The Vermont State Police are now the proud owners of a BearCat G3 as well. A $189,400 DHS grant, in addition to $65,998 worth of forfeited assets from convicted drug dealers, were used to cover the vehicle’s $255,398 cost. The state police say they plan on sharing it with city and county law enforcement agencies, should they “face an active shooter, high-risk warrant subject, or barricaded suspect.”


It’s not just tanks—or more appropriately, armored personnel vehicles—that police departments are purchasing with DHS grants. Nick Turse recently reported on the mobile watchtower the NYPD has stationed by Zuccotti Park to keep an eye on the occupiers, but the NYPD isn’t the only police department equipped with an eye in the sky. Police in Norman, Oklahoma purchased their very own Skywatch mobile observation tower, which features a 25-foot-high observation platform that gives officers a birds-eye view of the crowds below.


While the newest models sell for about $96,000, the department found a used military surplus tower available for under $10,000, which they paid for with a DHS grant. According to Captain Mike Praizner, the tower will make its debut appearance on Black Friday in the Sooner Mall parking lot. Praizner told the local NewsOK, “Just its presence in a parking lot will deter thieves,” adding, “You’ll be seeing it a lot throughout the holiday shopping season at Sooner Mall, Ed Noble Parkway or sometimes in Walmart‘s parking lots.” Besides watching over consumers during the holiday shopping season, the Norman police plan on deploying the Skywatch to keep an eye out at big events such as football games and local festivals.


Norman isn’t the first town to patrol from above at local malls. In early 2009, the San Diego Police Department used a $119,000 DHS grant to purchase a Skywatch tower, which was used last year during a department-wide Holiday Watch patrol. From November 26 through January 14, the department towed the 25-foot-high tower around the county to thwart crime at shopping center parking lots.
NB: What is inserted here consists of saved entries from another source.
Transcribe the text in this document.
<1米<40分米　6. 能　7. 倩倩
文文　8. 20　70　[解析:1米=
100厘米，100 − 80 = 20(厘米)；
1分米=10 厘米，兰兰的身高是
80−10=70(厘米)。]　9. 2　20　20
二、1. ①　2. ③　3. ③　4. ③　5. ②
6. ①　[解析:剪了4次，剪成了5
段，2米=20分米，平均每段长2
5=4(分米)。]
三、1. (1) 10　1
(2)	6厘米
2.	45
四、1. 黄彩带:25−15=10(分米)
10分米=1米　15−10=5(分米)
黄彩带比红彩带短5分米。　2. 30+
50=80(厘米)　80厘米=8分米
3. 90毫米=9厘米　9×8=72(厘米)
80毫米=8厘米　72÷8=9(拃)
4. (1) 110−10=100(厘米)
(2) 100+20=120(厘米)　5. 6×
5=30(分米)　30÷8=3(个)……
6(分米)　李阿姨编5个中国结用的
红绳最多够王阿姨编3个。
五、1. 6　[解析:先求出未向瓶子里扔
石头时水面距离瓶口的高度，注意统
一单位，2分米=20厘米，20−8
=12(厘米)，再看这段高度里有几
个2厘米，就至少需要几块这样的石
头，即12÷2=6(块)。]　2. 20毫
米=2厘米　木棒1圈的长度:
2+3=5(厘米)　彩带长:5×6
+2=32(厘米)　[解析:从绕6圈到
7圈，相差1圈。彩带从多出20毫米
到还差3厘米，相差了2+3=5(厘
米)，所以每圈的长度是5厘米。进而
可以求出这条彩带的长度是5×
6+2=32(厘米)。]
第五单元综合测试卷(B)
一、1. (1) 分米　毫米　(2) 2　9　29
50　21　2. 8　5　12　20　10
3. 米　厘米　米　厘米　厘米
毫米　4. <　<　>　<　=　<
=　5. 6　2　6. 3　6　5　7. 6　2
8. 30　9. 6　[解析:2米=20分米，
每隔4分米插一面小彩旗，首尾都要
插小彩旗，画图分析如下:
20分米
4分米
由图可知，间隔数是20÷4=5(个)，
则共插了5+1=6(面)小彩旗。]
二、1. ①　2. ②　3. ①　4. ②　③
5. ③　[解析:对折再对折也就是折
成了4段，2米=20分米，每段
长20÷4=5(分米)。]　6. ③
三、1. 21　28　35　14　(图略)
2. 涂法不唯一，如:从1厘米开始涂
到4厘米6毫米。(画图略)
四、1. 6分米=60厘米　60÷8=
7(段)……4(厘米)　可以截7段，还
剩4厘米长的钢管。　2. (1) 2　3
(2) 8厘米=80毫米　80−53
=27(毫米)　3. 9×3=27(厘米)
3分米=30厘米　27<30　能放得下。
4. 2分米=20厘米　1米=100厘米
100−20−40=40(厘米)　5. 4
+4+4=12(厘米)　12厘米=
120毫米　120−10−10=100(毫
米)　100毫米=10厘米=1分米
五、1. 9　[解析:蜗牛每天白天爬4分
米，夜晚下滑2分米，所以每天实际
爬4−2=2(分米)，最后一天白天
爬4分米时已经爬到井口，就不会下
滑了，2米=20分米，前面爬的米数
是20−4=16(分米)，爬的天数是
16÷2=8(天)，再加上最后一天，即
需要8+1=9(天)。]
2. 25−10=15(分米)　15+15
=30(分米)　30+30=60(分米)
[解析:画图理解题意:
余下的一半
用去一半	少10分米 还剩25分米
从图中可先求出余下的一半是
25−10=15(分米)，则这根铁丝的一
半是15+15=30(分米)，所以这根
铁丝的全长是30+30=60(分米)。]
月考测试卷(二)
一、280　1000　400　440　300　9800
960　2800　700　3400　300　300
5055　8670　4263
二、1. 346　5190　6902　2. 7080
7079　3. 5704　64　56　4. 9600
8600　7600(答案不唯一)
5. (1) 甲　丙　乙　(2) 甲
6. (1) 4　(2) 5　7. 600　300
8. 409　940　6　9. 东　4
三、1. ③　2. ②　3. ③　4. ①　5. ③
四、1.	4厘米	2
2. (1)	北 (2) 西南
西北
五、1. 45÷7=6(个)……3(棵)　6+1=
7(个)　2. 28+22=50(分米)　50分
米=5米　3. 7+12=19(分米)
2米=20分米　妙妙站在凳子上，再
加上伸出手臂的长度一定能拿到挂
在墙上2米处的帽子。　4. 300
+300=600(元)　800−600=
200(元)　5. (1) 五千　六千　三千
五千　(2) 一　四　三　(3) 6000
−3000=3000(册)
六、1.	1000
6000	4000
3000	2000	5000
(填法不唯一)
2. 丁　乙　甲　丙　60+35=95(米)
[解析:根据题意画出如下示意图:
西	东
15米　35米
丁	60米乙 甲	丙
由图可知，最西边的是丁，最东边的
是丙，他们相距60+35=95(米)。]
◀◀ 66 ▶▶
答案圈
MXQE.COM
Although holiday shopping can get out of hand, especially considering the crowds of stampeding consumers that amass hours ahead of Black Friday blowout sales and the amount of merchandise that will potentially be stolen as people stock up on holiday presents, there is something bizarre about the Department of Homeland Security funding shopping mall surveillance towers. After all, DHS is supposed to be allocating funds to boost counterterrorism efforts. Scuffles and thefts in the local Walmart parking lot don’t exactly add up to terrorist threats.


Of course, tanks and watchtowers are children’s toys compared to armed drone technology. In Montgomery County, Texas police have just added a weaponized drone to their arsenal.


The ShadowHawk Unmanned Aerial Vehicle (UAV), a $300,000 piece of equipment made by the Texas-based Vanguard Defense Industries, was recently purchased by the Montgomery County, Texas, sheriff’s department with a DHS grant. The 50lb drone, capable of traveling at a top speed of 70mph, can be equipped with stun baton beanbag launchers and an XREP Taser, which is a wireless Taser projectile that can be shot up to 100 feet away to deliver neuromuscular incapacitation, or electric shock, to immobilize its target.


Montgomery County Sheriff Tommy Gage told reporters, “We’re the only sheriff’s office in the state that’s going to have a piece of equipment like this.” Actually, they’re the only department in the country to possess a weaponized drone like the ShadowHawk. Thus far, the ShadowHawk has only been used by the military in Afghanistan and East Africa for counterterrorism operations.


While Gage assured reporters that the drone would not be armed and would only be used to maintain public safety, the ACLU and other civil libertarians remain skeptical. They have raised concerns about the potential for violations of privacy as well as the drone’s ability to be armed.


Montgomery County might be the first and only law enforcement agency equipped with a weaponized military drone, but given the rapid acceleration of militarization of local police department arsenals, it may not be the last.